Их отношения, таким образом, неожиданно изменились. Якоба, убеждённая прежде в своём духовном превосходстве, Якоба, считавшая прежде своим долгом — хоть и несколько неприятным — помочь неотёсанному жениху наверстать то, что было упущено в его восприятии, вдруг почувствовала себя ученицей, которой нужны поддержка и снисхождение. Словно в первую пору своей любви, она по десять раз на дню хваталась за перо, чтобы написать ему — иногда всего лишь одну строчку, — выразить бурную радость от неожиданно найденного решения трудной геометрической задачи или пожаловаться на то, что Пера нет рядом, когда ей так нужна его помощь.

Этот пыл куда больше объяснялся любовью к Перу, чем сама Якоба о том подозревала. Всё, что случалось с нею за день, решительно все, даже мимолётную мысль, которая мелькнула у неё в голове, спешила она поведать Перу, хотя в его письмах не находила ответа на свою доверчивость и нежность. Но с этим она постепенно примирилась. Теперь она поняла, что требует от Пера чувств, которыми его обделила сама природа, и была благодарна ему за одно то, что он и не пытается лицемерить, за то, что он предстал перед ней таким, каким был.

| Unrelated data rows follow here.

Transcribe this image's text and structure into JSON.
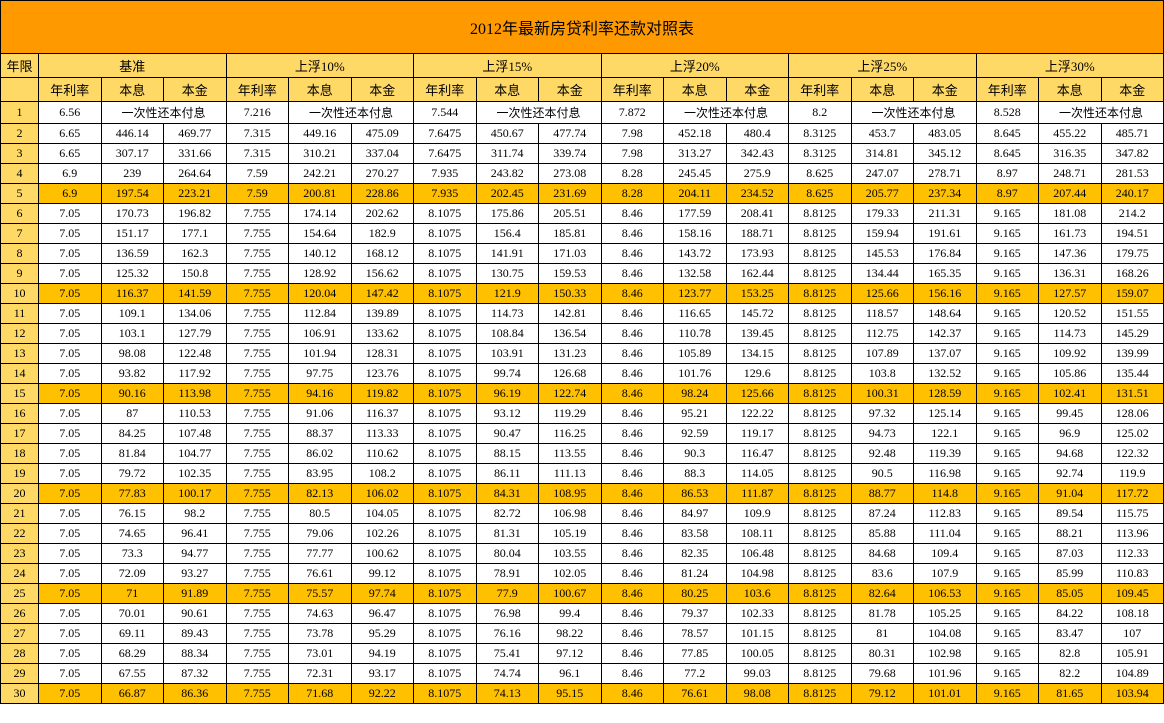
{
  "title": "2012年最新房贷利率还款对照表",
  "colors": {
    "title_bg": "#ff9900",
    "header_bg": "#ffd966",
    "hl_row_bg": "#ffc000",
    "normal_bg": "#ffffff"
  },
  "year_header": "年限",
  "groups": [
    {
      "label": "基准",
      "sub": [
        "年利率",
        "本息",
        "本金"
      ]
    },
    {
      "label": "上浮10%",
      "sub": [
        "年利率",
        "本息",
        "本金"
      ]
    },
    {
      "label": "上浮15%",
      "sub": [
        "年利率",
        "本息",
        "本金"
      ]
    },
    {
      "label": "上浮20%",
      "sub": [
        "年利率",
        "本息",
        "本金"
      ]
    },
    {
      "label": "上浮25%",
      "sub": [
        "年利率",
        "本息",
        "本金"
      ]
    },
    {
      "label": "上浮30%",
      "sub": [
        "年利率",
        "本息",
        "本金"
      ]
    }
  ],
  "highlight_rows": [
    5,
    10,
    15,
    20,
    25,
    30
  ],
  "rows": [
    {
      "year": 1,
      "cells": [
        "6.56",
        {
          "span": 2,
          "v": "一次性还本付息"
        },
        "7.216",
        {
          "span": 2,
          "v": "一次性还本付息"
        },
        "7.544",
        {
          "span": 2,
          "v": "一次性还本付息"
        },
        "7.872",
        {
          "span": 2,
          "v": "一次性还本付息"
        },
        "8.2",
        {
          "span": 2,
          "v": "一次性还本付息"
        },
        "8.528",
        {
          "span": 2,
          "v": "一次性还本付息"
        }
      ]
    },
    {
      "year": 2,
      "cells": [
        "6.65",
        "446.14",
        "469.77",
        "7.315",
        "449.16",
        "475.09",
        "7.6475",
        "450.67",
        "477.74",
        "7.98",
        "452.18",
        "480.4",
        "8.3125",
        "453.7",
        "483.05",
        "8.645",
        "455.22",
        "485.71"
      ]
    },
    {
      "year": 3,
      "cells": [
        "6.65",
        "307.17",
        "331.66",
        "7.315",
        "310.21",
        "337.04",
        "7.6475",
        "311.74",
        "339.74",
        "7.98",
        "313.27",
        "342.43",
        "8.3125",
        "314.81",
        "345.12",
        "8.645",
        "316.35",
        "347.82"
      ]
    },
    {
      "year": 4,
      "cells": [
        "6.9",
        "239",
        "264.64",
        "7.59",
        "242.21",
        "270.27",
        "7.935",
        "243.82",
        "273.08",
        "8.28",
        "245.45",
        "275.9",
        "8.625",
        "247.07",
        "278.71",
        "8.97",
        "248.71",
        "281.53"
      ]
    },
    {
      "year": 5,
      "cells": [
        "6.9",
        "197.54",
        "223.21",
        "7.59",
        "200.81",
        "228.86",
        "7.935",
        "202.45",
        "231.69",
        "8.28",
        "204.11",
        "234.52",
        "8.625",
        "205.77",
        "237.34",
        "8.97",
        "207.44",
        "240.17"
      ]
    },
    {
      "year": 6,
      "cells": [
        "7.05",
        "170.73",
        "196.82",
        "7.755",
        "174.14",
        "202.62",
        "8.1075",
        "175.86",
        "205.51",
        "8.46",
        "177.59",
        "208.41",
        "8.8125",
        "179.33",
        "211.31",
        "9.165",
        "181.08",
        "214.2"
      ]
    },
    {
      "year": 7,
      "cells": [
        "7.05",
        "151.17",
        "177.1",
        "7.755",
        "154.64",
        "182.9",
        "8.1075",
        "156.4",
        "185.81",
        "8.46",
        "158.16",
        "188.71",
        "8.8125",
        "159.94",
        "191.61",
        "9.165",
        "161.73",
        "194.51"
      ]
    },
    {
      "year": 8,
      "cells": [
        "7.05",
        "136.59",
        "162.3",
        "7.755",
        "140.12",
        "168.12",
        "8.1075",
        "141.91",
        "171.03",
        "8.46",
        "143.72",
        "173.93",
        "8.8125",
        "145.53",
        "176.84",
        "9.165",
        "147.36",
        "179.75"
      ]
    },
    {
      "year": 9,
      "cells": [
        "7.05",
        "125.32",
        "150.8",
        "7.755",
        "128.92",
        "156.62",
        "8.1075",
        "130.75",
        "159.53",
        "8.46",
        "132.58",
        "162.44",
        "8.8125",
        "134.44",
        "165.35",
        "9.165",
        "136.31",
        "168.26"
      ]
    },
    {
      "year": 10,
      "cells": [
        "7.05",
        "116.37",
        "141.59",
        "7.755",
        "120.04",
        "147.42",
        "8.1075",
        "121.9",
        "150.33",
        "8.46",
        "123.77",
        "153.25",
        "8.8125",
        "125.66",
        "156.16",
        "9.165",
        "127.57",
        "159.07"
      ]
    },
    {
      "year": 11,
      "cells": [
        "7.05",
        "109.1",
        "134.06",
        "7.755",
        "112.84",
        "139.89",
        "8.1075",
        "114.73",
        "142.81",
        "8.46",
        "116.65",
        "145.72",
        "8.8125",
        "118.57",
        "148.64",
        "9.165",
        "120.52",
        "151.55"
      ]
    },
    {
      "year": 12,
      "cells": [
        "7.05",
        "103.1",
        "127.79",
        "7.755",
        "106.91",
        "133.62",
        "8.1075",
        "108.84",
        "136.54",
        "8.46",
        "110.78",
        "139.45",
        "8.8125",
        "112.75",
        "142.37",
        "9.165",
        "114.73",
        "145.29"
      ]
    },
    {
      "year": 13,
      "cells": [
        "7.05",
        "98.08",
        "122.48",
        "7.755",
        "101.94",
        "128.31",
        "8.1075",
        "103.91",
        "131.23",
        "8.46",
        "105.89",
        "134.15",
        "8.8125",
        "107.89",
        "137.07",
        "9.165",
        "109.92",
        "139.99"
      ]
    },
    {
      "year": 14,
      "cells": [
        "7.05",
        "93.82",
        "117.92",
        "7.755",
        "97.75",
        "123.76",
        "8.1075",
        "99.74",
        "126.68",
        "8.46",
        "101.76",
        "129.6",
        "8.8125",
        "103.8",
        "132.52",
        "9.165",
        "105.86",
        "135.44"
      ]
    },
    {
      "year": 15,
      "cells": [
        "7.05",
        "90.16",
        "113.98",
        "7.755",
        "94.16",
        "119.82",
        "8.1075",
        "96.19",
        "122.74",
        "8.46",
        "98.24",
        "125.66",
        "8.8125",
        "100.31",
        "128.59",
        "9.165",
        "102.41",
        "131.51"
      ]
    },
    {
      "year": 16,
      "cells": [
        "7.05",
        "87",
        "110.53",
        "7.755",
        "91.06",
        "116.37",
        "8.1075",
        "93.12",
        "119.29",
        "8.46",
        "95.21",
        "122.22",
        "8.8125",
        "97.32",
        "125.14",
        "9.165",
        "99.45",
        "128.06"
      ]
    },
    {
      "year": 17,
      "cells": [
        "7.05",
        "84.25",
        "107.48",
        "7.755",
        "88.37",
        "113.33",
        "8.1075",
        "90.47",
        "116.25",
        "8.46",
        "92.59",
        "119.17",
        "8.8125",
        "94.73",
        "122.1",
        "9.165",
        "96.9",
        "125.02"
      ]
    },
    {
      "year": 18,
      "cells": [
        "7.05",
        "81.84",
        "104.77",
        "7.755",
        "86.02",
        "110.62",
        "8.1075",
        "88.15",
        "113.55",
        "8.46",
        "90.3",
        "116.47",
        "8.8125",
        "92.48",
        "119.39",
        "9.165",
        "94.68",
        "122.32"
      ]
    },
    {
      "year": 19,
      "cells": [
        "7.05",
        "79.72",
        "102.35",
        "7.755",
        "83.95",
        "108.2",
        "8.1075",
        "86.11",
        "111.13",
        "8.46",
        "88.3",
        "114.05",
        "8.8125",
        "90.5",
        "116.98",
        "9.165",
        "92.74",
        "119.9"
      ]
    },
    {
      "year": 20,
      "cells": [
        "7.05",
        "77.83",
        "100.17",
        "7.755",
        "82.13",
        "106.02",
        "8.1075",
        "84.31",
        "108.95",
        "8.46",
        "86.53",
        "111.87",
        "8.8125",
        "88.77",
        "114.8",
        "9.165",
        "91.04",
        "117.72"
      ]
    },
    {
      "year": 21,
      "cells": [
        "7.05",
        "76.15",
        "98.2",
        "7.755",
        "80.5",
        "104.05",
        "8.1075",
        "82.72",
        "106.98",
        "8.46",
        "84.97",
        "109.9",
        "8.8125",
        "87.24",
        "112.83",
        "9.165",
        "89.54",
        "115.75"
      ]
    },
    {
      "year": 22,
      "cells": [
        "7.05",
        "74.65",
        "96.41",
        "7.755",
        "79.06",
        "102.26",
        "8.1075",
        "81.31",
        "105.19",
        "8.46",
        "83.58",
        "108.11",
        "8.8125",
        "85.88",
        "111.04",
        "9.165",
        "88.21",
        "113.96"
      ]
    },
    {
      "year": 23,
      "cells": [
        "7.05",
        "73.3",
        "94.77",
        "7.755",
        "77.77",
        "100.62",
        "8.1075",
        "80.04",
        "103.55",
        "8.46",
        "82.35",
        "106.48",
        "8.8125",
        "84.68",
        "109.4",
        "9.165",
        "87.03",
        "112.33"
      ]
    },
    {
      "year": 24,
      "cells": [
        "7.05",
        "72.09",
        "93.27",
        "7.755",
        "76.61",
        "99.12",
        "8.1075",
        "78.91",
        "102.05",
        "8.46",
        "81.24",
        "104.98",
        "8.8125",
        "83.6",
        "107.9",
        "9.165",
        "85.99",
        "110.83"
      ]
    },
    {
      "year": 25,
      "cells": [
        "7.05",
        "71",
        "91.89",
        "7.755",
        "75.57",
        "97.74",
        "8.1075",
        "77.9",
        "100.67",
        "8.46",
        "80.25",
        "103.6",
        "8.8125",
        "82.64",
        "106.53",
        "9.165",
        "85.05",
        "109.45"
      ]
    },
    {
      "year": 26,
      "cells": [
        "7.05",
        "70.01",
        "90.61",
        "7.755",
        "74.63",
        "96.47",
        "8.1075",
        "76.98",
        "99.4",
        "8.46",
        "79.37",
        "102.33",
        "8.8125",
        "81.78",
        "105.25",
        "9.165",
        "84.22",
        "108.18"
      ]
    },
    {
      "year": 27,
      "cells": [
        "7.05",
        "69.11",
        "89.43",
        "7.755",
        "73.78",
        "95.29",
        "8.1075",
        "76.16",
        "98.22",
        "8.46",
        "78.57",
        "101.15",
        "8.8125",
        "81",
        "104.08",
        "9.165",
        "83.47",
        "107"
      ]
    },
    {
      "year": 28,
      "cells": [
        "7.05",
        "68.29",
        "88.34",
        "7.755",
        "73.01",
        "94.19",
        "8.1075",
        "75.41",
        "97.12",
        "8.46",
        "77.85",
        "100.05",
        "8.8125",
        "80.31",
        "102.98",
        "9.165",
        "82.8",
        "105.91"
      ]
    },
    {
      "year": 29,
      "cells": [
        "7.05",
        "67.55",
        "87.32",
        "7.755",
        "72.31",
        "93.17",
        "8.1075",
        "74.74",
        "96.1",
        "8.46",
        "77.2",
        "99.03",
        "8.8125",
        "79.68",
        "101.96",
        "9.165",
        "82.2",
        "104.89"
      ]
    },
    {
      "year": 30,
      "cells": [
        "7.05",
        "66.87",
        "86.36",
        "7.755",
        "71.68",
        "92.22",
        "8.1075",
        "74.13",
        "95.15",
        "8.46",
        "76.61",
        "98.08",
        "8.8125",
        "79.12",
        "101.01",
        "9.165",
        "81.65",
        "103.94"
      ]
    }
  ]
}
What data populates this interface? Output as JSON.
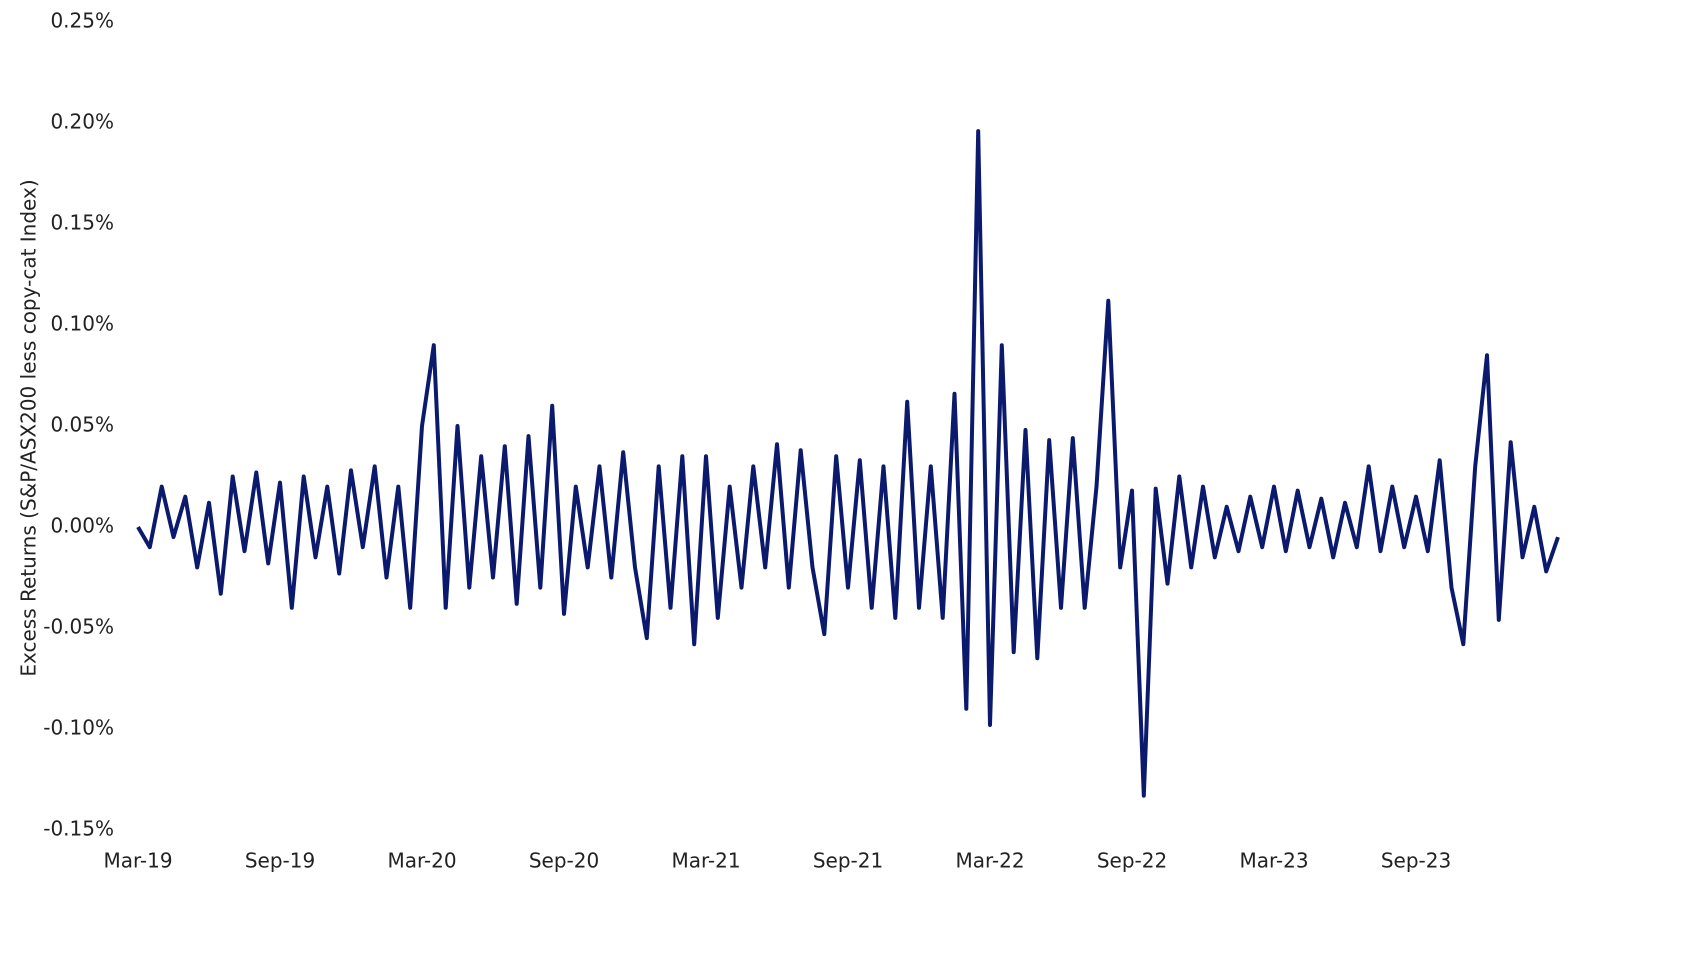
{
  "chart_data": {
    "type": "line",
    "y_label": "Excess Returns (S&P/ASX200 less copy-cat Index)",
    "categories": [
      "Mar-19",
      null,
      null,
      null,
      null,
      null,
      null,
      null,
      null,
      null,
      null,
      null,
      "Sep-19",
      null,
      null,
      null,
      null,
      null,
      null,
      null,
      null,
      null,
      null,
      null,
      "Mar-20",
      null,
      null,
      null,
      null,
      null,
      null,
      null,
      null,
      null,
      null,
      null,
      "Sep-20",
      null,
      null,
      null,
      null,
      null,
      null,
      null,
      null,
      null,
      null,
      null,
      "Mar-21",
      null,
      null,
      null,
      null,
      null,
      null,
      null,
      null,
      null,
      null,
      null,
      "Sep-21",
      null,
      null,
      null,
      null,
      null,
      null,
      null,
      null,
      null,
      null,
      null,
      "Mar-22",
      null,
      null,
      null,
      null,
      null,
      null,
      null,
      null,
      null,
      null,
      null,
      "Sep-22",
      null,
      null,
      null,
      null,
      null,
      null,
      null,
      null,
      null,
      null,
      null,
      "Mar-23",
      null,
      null,
      null,
      null,
      null,
      null,
      null,
      null,
      null,
      null,
      null,
      "Sep-23",
      null,
      null,
      null,
      null,
      null,
      null,
      null,
      null,
      null,
      null,
      null,
      null
    ],
    "series": [
      {
        "color": "#0c1a6e",
        "values": [
          0,
          -0.01,
          0.02,
          -0.005,
          0.015,
          -0.02,
          0.012,
          -0.033,
          0.025,
          -0.012,
          0.027,
          -0.018,
          0.022,
          -0.04,
          0.025,
          -0.015,
          0.02,
          -0.023,
          0.028,
          -0.01,
          0.03,
          -0.025,
          0.02,
          -0.04,
          0.05,
          0.09,
          -0.04,
          0.05,
          -0.03,
          0.035,
          -0.025,
          0.04,
          -0.038,
          0.045,
          -0.03,
          0.06,
          -0.043,
          0.02,
          -0.02,
          0.03,
          -0.025,
          0.037,
          -0.02,
          -0.055,
          0.03,
          -0.04,
          0.035,
          -0.058,
          0.035,
          -0.045,
          0.02,
          -0.03,
          0.03,
          -0.02,
          0.041,
          -0.03,
          0.038,
          -0.02,
          -0.053,
          0.035,
          -0.03,
          0.033,
          -0.04,
          0.03,
          -0.045,
          0.062,
          -0.04,
          0.03,
          -0.045,
          0.066,
          -0.09,
          0.196,
          -0.098,
          0.09,
          -0.062,
          0.048,
          -0.065,
          0.043,
          -0.04,
          0.044,
          -0.04,
          0.02,
          0.112,
          -0.02,
          0.018,
          -0.133,
          0.019,
          -0.028,
          0.025,
          -0.02,
          0.02,
          -0.015,
          0.01,
          -0.012,
          0.015,
          -0.01,
          0.02,
          -0.012,
          0.018,
          -0.01,
          0.014,
          -0.015,
          0.012,
          -0.01,
          0.03,
          -0.012,
          0.02,
          -0.01,
          0.015,
          -0.012,
          0.033,
          -0.03,
          -0.058,
          0.03,
          0.085,
          -0.046,
          0.042,
          -0.015,
          0.01,
          -0.022,
          -0.005
        ]
      }
    ],
    "ylim": [
      -0.15,
      0.25
    ],
    "yticks": [
      {
        "value": -0.15,
        "label": "-0.15%"
      },
      {
        "value": -0.1,
        "label": "-0.10%"
      },
      {
        "value": -0.05,
        "label": "-0.05%"
      },
      {
        "value": 0,
        "label": "0.00%"
      },
      {
        "value": 0.05,
        "label": "0.05%"
      },
      {
        "value": 0.1,
        "label": "0.10%"
      },
      {
        "value": 0.15,
        "label": "0.15%"
      },
      {
        "value": 0.2,
        "label": "0.20%"
      },
      {
        "value": 0.25,
        "label": "0.25%"
      }
    ],
    "grid": false
  }
}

О политике — это был её конек — она тоже писала ему, и главным образом о различных формах рабочего движения, которое неразрывно связано с развитием современной техники. До последнего времени она никак не могла проникнуться интересом Пера к вечным спорам о заработной плате и о власти: весь её аристократизм восставал против этого. Ей всегда внушали опасение недовольные рабочие массы, а их требования, как ей казалось, таили в себе угрозу всему тому, что она ценила так высоко. И только когда она, после долгих сомнений, начала понимать Пера, ей стало понятно в нём и упрямое чувство единства с армией угнетённых рабочих, борющихся за свет, воздух и человечность, — с армией людей двадцатого века.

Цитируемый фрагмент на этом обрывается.